1909—Jazz great Lionel Hampton is born in Louisville, Ky. Hampton was another of the great band leaders of the Jazz era. He was also known for his skills on the vibra­phone. He died in 2002.

1971—The United States Supreme Court rules unanimously that the busing of students from schools of predominantly one race to schools populated most by students of another race was a constitutionally accepted method for integrating the nation’s public schools.

 

  • APRIL 21

1898—An official state of war is said to exist between Spain and the U.S. over Cuba. This Spanish Amer­ican War was fought with major rep­resentation of Black soldiers from Alabama, North Carolina, Virginia, Illinois and Kansas. For imperialistic reasons of its own, the U.S. aided Cuban independence from Spain. Cuba became independent in 1902. However, when the Black troops returned to America, their greetings ranged from parades and speeches in some cities to assaults and lynch­ing in other cities.

2003—African-American song stylist Nina Simone, born Eunice Kathleen Waymon, dies in Paris. She was was an American singer, songwriter, pianist, arranger and civ­il rights activist. Over the length of her career Simone recorded more than 40 albums, mostly between 1958, when she made her debut with “Little Girl Blue,” and 1974. She was 70 years old.

  • APRIL 22

1692—The notorious “Salem Witch Trials” of Salem, Mass., claim their first Black victim. Mary Black, a slave, is accused of sorcery and jailed. The hysteria created by the trials would lead to the arrests of 141 people (mostly women) and result in 19 of them being put to death. Ironi­cally, there is reason to believe that the witch trials were indirectly set in motion by the voodoo stories of a Black slave. It seems that a minister brought to Salem a slave from Bar­bados named Tituba. He fascinated the minister’s daughters with stories about witchcraft in Africa and the Caribbean. The two daughters shared the stories with other young girls in the area and soon imagina­tion took the place of reality. The girls started acting strangely and claimed they were victims of witch­craft. Superstitious adults began pressuring them to name names and soon dozens of women were being jailed for practicing witchcraft. The trials, which were not limited to Massachusetts, but spread through­out New England, are perhaps one of the greatest testimonies to how minds can be twisted to believe in the ridiculous and hurt others of as result of false belief.

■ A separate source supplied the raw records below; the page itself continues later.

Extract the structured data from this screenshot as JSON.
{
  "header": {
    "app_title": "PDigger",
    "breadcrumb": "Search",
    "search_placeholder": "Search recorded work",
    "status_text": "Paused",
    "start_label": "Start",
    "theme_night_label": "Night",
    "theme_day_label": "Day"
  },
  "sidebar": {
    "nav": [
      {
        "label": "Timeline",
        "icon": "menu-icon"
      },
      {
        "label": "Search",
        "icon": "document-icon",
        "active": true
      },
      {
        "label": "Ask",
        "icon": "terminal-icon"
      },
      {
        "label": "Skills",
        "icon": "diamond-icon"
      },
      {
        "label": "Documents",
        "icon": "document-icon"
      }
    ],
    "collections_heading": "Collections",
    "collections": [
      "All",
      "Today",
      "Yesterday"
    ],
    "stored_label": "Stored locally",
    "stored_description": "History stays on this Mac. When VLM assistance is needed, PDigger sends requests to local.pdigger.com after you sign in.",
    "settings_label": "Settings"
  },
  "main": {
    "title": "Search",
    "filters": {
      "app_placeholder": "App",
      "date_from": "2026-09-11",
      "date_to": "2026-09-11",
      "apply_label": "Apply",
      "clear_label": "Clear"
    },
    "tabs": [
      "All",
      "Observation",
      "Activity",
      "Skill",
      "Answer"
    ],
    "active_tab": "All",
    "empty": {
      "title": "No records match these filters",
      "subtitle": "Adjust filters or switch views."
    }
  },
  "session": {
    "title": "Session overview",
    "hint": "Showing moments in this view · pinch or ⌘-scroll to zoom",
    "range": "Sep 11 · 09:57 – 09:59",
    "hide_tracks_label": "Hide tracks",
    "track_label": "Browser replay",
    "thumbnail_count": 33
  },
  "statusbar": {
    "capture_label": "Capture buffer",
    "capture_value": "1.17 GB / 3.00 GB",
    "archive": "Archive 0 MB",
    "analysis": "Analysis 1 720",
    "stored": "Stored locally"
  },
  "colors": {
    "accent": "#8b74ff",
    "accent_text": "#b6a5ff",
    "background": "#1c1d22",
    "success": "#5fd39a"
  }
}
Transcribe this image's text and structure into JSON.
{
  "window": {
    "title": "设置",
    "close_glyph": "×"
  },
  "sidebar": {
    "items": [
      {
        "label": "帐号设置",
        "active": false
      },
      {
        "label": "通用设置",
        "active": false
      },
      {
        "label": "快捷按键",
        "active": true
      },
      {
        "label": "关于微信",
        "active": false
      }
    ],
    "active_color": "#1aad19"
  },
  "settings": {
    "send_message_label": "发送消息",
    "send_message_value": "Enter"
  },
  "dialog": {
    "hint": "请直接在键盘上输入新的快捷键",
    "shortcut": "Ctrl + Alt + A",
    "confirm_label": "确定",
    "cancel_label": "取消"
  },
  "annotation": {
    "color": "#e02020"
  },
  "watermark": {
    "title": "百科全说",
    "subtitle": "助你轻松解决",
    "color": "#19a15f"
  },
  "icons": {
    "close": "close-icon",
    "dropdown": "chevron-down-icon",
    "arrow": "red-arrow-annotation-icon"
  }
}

1922—Jazz great Charles Mingus is born. The virtuoso bass player was born on a military base in No­gales, Ariz.

  • APRIL 23

1856—One of the greatest inven­tors in American history, Granville T. Woods, is born in Columbus, Ohio. During his life he received 65 pat­ents for electrical, mechanical and communications devices. Among his inventions was an advanced tele­phone transmitter. The transmitter was so advanced that the Alexander Graham Bell Company purchased the rights to it from Woods, both because it was superior to what Bell had invented and for fear that Woods might become a major rival to the Bell Company. At his height, the Cincinnati, Ohio Cath­olic Tribune (Jan. 14, 1886) wrote of Woods: “…the greatest colored inventor in the history of the race and equal, if not superior, to any inventor in the country…”

 

1872—Charlotte E. Ray becomes the first Black female lawyer in American history. Born in New York City to a journalist father and a politically active mother, Ray was a brilliant student who was teaching at Howard University in Washington, D.C., by the time she was 19. By age 22 she had her law degree and was admitted to the D.C. bar. However, sexual and racial discrimination forced her to abandon her law practice and return to New York to teach. She died Jan. 4, 1911.

1971—Liberian President William Tubman dies. Tubman and his strong-man rule had kept the West African nation founded by freed American slaves relatively stable but not necessarily democratic. His death laid the foundation for the anarchy and civil wars which would grip the nation for the next 30 years. Tubman also headed a class of so-called Americo-Liberians who often discriminated against the native African population.